I have a knack for selfies.

I mean, I can make my body and face look fantastic
by just striking the right pose (what works for me is leaning forward a bit and twisting my torso for the right angle, also having light directly above me in front of a mirror)

But the thing is, 

my body is not nearly as perfect as it looks in my selfies.

And that's ok.

I tend to put weight from the waist down and my hips have grown wider from childbearing, my breasts are the breasts of a middle-aged woman that has breastfed four babies (and loved it) and my mretabolism has acquired the pace of a snail ever since I hit 40.

And that's ok.

I never pretend I had the perfect body

Then why do I pose for selfies?

I'll tell you why.

The sparkly eyes pics you see and the cute poses that make you smile (or not) are my way of letting go. We hold so much resentment about our bodies emotionally. Posing for selfies, then picking up the best to put up is releasing resentment. I no longer resent my body for not looking perfect and a cute selfie is my way to do that. It's my way of getting rid of the fears and judgement ( from myself mostly, but from others as well) that I have about my body buried deep inside. It's feeling cute and pretty and letting that radiate to the world (proof of that is that when I dont feel well, no matter what pose I strike or how many pics I take from all possible ankles, I still look like shit)

This is my way of self-love.

Maybe yours is different.

And that's ok.
For both of us, you and me.

The world thrives on diversity.

Another thing, too.
Yes, I do get positive comments and feedback when posing such pics-this is good, who doesnt like that?

But that's just the bonus.

The real thing, self fove, is never dependent on other people's opinion about our body ( anorexics are proof of that).

A beautiful self portrait is connecting to what I love about my body.

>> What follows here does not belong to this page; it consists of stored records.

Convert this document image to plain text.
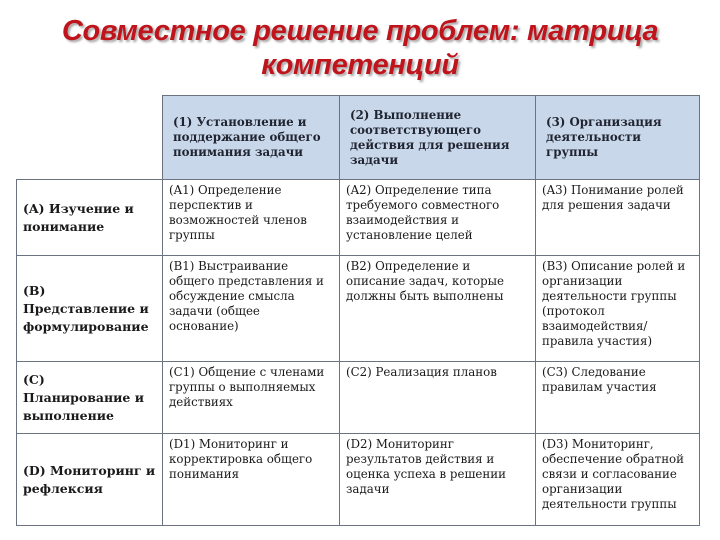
Совместное решение проблем: матрица
компетенций
	(1) Установление и поддержание общего понимания задачи	(2) Выполнение соответствующего действия для решения задачи	(3) Организация деятельности группы
(A) Изучение и понимание	(A1) Определение перспектив и возможностей членов группы	(A2) Определение типа требуемого совместного взаимодействия и установление целей	(A3) Понимание ролей для решения задачи
(B) Представление и формулирование	(B1) Выстраивание общего представления и обсуждение смысла задачи (общее основание)	(B2) Определение и описание задач, которые должны быть выполнены	(B3) Описание ролей и организации деятельности группы (протокол взаимодействия/правила участия)
(C) Планирование и выполнение	(C1) Общение с членами группы о выполняемых действиях	(C2) Реализация планов	(C3) Следование правилам участия
(D) Мониторинг и рефлексия	(D1) Мониторинг и корректировка общего понимания	(D2) Мониторинг результатов действия и оценка успеха в решении задачи	(D3) Мониторинг, обеспечение обратной связи и согласование организации деятельности группы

As I look cute in a pic, I learn to accept my feminine, sweet side.

As I pose for the camera, I learn to fearlessly express myself, not just through words, as most people do after a certain age, but through my body truth as well.

As I release tension for what I should look like, I release fear, frustration, sadness for not looking magazine-perfect. I learnt to surrender to what is AND love what is AND make the most of it through said selfies.

Can you think of a more perfect tool for self love?

It's accessible to everyone and this is one of my ways of feeling good about myself.

( My favorite, though, is lovemaking. When I open up to the one I love, to be filled by his love, strength and adoration of me and of what I am and give back the same. But that's another blogpost topic.)

Today is a beautiful day to feel beautiful.